Аннотация:Boiling histotripsy (BH) has emerged in recent years as a HIFU-based method of tissue fractionation. BH utilizes millisecond-long bursts of HIFU shock waves that cause boiling in milliseconds, and the subsequent interaction of the incoming shocks with the lboiling bubble yses the surrounding tissue. The acoustic parameter space for BH has been investigated previously. In particular, the inverse dependence between the HIFU frequency and the dimensions of a BH lesion has been shown for 1, 2, and3 MHz frequencies. It has also been observed that the lowest 1 MHz frequency, that yielded the largest lesions, the treatment has not been as consistent as those generated at 2 MHz and 3 MHz. The hypothesized reason for this effect was stronger cavitation in the prefocal region which shielded the shock waves from penetrating to the focus and causing rapid boiling. The goal of this study was to better understand the effect of HIFU frequency for generating BH lesions within the range of 1-2 MHz by observing the ensuing bubble activity in transparent gel phantoms and ex vivo tissue.
A broadband 12-element HIFU transducer operating in the frequency range of 1-2 MHz with f-number equal to one was used in all experiments (Fig. 1a). BH pulsing schemes at five different frequencies (1, 1.2, 1.5, 1.7 and 2 MHz) and equal number of shocks per pulse were delivered to the optically transparent polyacrylamide gel phantoms to visually observe the cavitation and boiling bubble activity. The exposures were then repeated in ex vivo bovine liver tissue, and the bubble activity was characterized by B-mode ultrasound imaging and passive cavitation detection (PCD). The transducer output power was adjusted for each frequency to result in the same in situ focal peak pressure levels.
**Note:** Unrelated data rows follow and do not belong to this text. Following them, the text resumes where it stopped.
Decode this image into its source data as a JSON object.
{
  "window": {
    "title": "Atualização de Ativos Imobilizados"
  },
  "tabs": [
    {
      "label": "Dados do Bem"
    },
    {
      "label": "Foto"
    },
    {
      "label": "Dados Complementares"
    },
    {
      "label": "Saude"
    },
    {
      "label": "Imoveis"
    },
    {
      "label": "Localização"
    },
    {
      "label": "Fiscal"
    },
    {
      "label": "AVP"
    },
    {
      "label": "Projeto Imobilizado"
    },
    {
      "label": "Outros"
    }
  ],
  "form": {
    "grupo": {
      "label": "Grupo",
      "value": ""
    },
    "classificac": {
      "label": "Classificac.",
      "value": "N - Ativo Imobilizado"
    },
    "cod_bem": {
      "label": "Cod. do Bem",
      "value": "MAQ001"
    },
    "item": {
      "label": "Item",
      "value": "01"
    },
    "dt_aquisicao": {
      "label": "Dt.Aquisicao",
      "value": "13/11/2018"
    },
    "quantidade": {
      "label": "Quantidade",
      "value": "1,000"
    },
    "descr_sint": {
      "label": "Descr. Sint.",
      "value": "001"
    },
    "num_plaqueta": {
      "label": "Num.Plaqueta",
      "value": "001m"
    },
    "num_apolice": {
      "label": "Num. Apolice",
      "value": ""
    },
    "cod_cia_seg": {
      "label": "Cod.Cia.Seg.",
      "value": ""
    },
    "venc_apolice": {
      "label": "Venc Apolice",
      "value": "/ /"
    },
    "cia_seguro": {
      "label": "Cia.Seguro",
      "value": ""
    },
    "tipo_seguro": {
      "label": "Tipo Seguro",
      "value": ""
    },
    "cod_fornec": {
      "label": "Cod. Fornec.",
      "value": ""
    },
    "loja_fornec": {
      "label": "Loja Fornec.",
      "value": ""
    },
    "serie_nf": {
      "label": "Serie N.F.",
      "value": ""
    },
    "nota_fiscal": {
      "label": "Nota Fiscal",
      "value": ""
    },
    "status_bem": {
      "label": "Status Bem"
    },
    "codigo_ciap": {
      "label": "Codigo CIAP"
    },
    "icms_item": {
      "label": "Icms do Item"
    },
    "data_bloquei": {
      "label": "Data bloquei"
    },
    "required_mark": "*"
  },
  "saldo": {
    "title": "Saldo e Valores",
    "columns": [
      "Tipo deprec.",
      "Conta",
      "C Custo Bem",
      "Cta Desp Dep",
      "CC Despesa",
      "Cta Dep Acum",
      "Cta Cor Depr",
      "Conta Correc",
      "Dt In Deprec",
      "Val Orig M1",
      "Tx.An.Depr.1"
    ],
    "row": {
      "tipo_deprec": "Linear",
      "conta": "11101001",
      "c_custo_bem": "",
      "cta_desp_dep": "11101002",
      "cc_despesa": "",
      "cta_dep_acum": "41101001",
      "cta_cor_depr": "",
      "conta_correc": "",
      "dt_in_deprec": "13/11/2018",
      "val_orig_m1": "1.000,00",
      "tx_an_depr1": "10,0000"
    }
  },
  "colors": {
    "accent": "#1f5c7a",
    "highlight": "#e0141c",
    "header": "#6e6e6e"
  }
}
A cavitation bubble cloud was shown to form prefocally in most exposures in gel phantoms at 1 MHz and 1.2 MHz, but not at 1.5-2 MHz. When the bubble cloud formed, millisecond boiling was not observed for each pulse. In ex vivo experiments, the liquefied lesions did not form in some of the exposures at 1-1.2 MHz. In these exposures, strong broadband emissions were registered by the PCD immediately as the first pulse was delivered, suggesting strong prefocal cavitation, although not sufficient to generate mechanical tissue fragmentation. Conversely, at 1.5-2 MHz the strong broadband emissions started after a few milliseconds of exposure, i.e. after boiling had started. The inverse dependence of the resulting liquefied lesion size on frequency was also confirmed.
The observations reported herein indicate that 1.5-1.7 MHz frequency range may be more suitable to utilize BH mechanism of tissue fractionation. At these frequencies, the peak negative pressure in the prefocal area appears to be below the cavitation threshold in gel and ex vivo tissue samples while shock amplitude is sufficienly high to induce boiling withi each millisecond-long pulse In addition, the lesion size is larger, and the intervening tissue attenuation is lower enabling deeper penetration depth in tissue than those at 2 MHz and higher frequencies. This work was supported by NIH EB7643 and K01 EB 015745.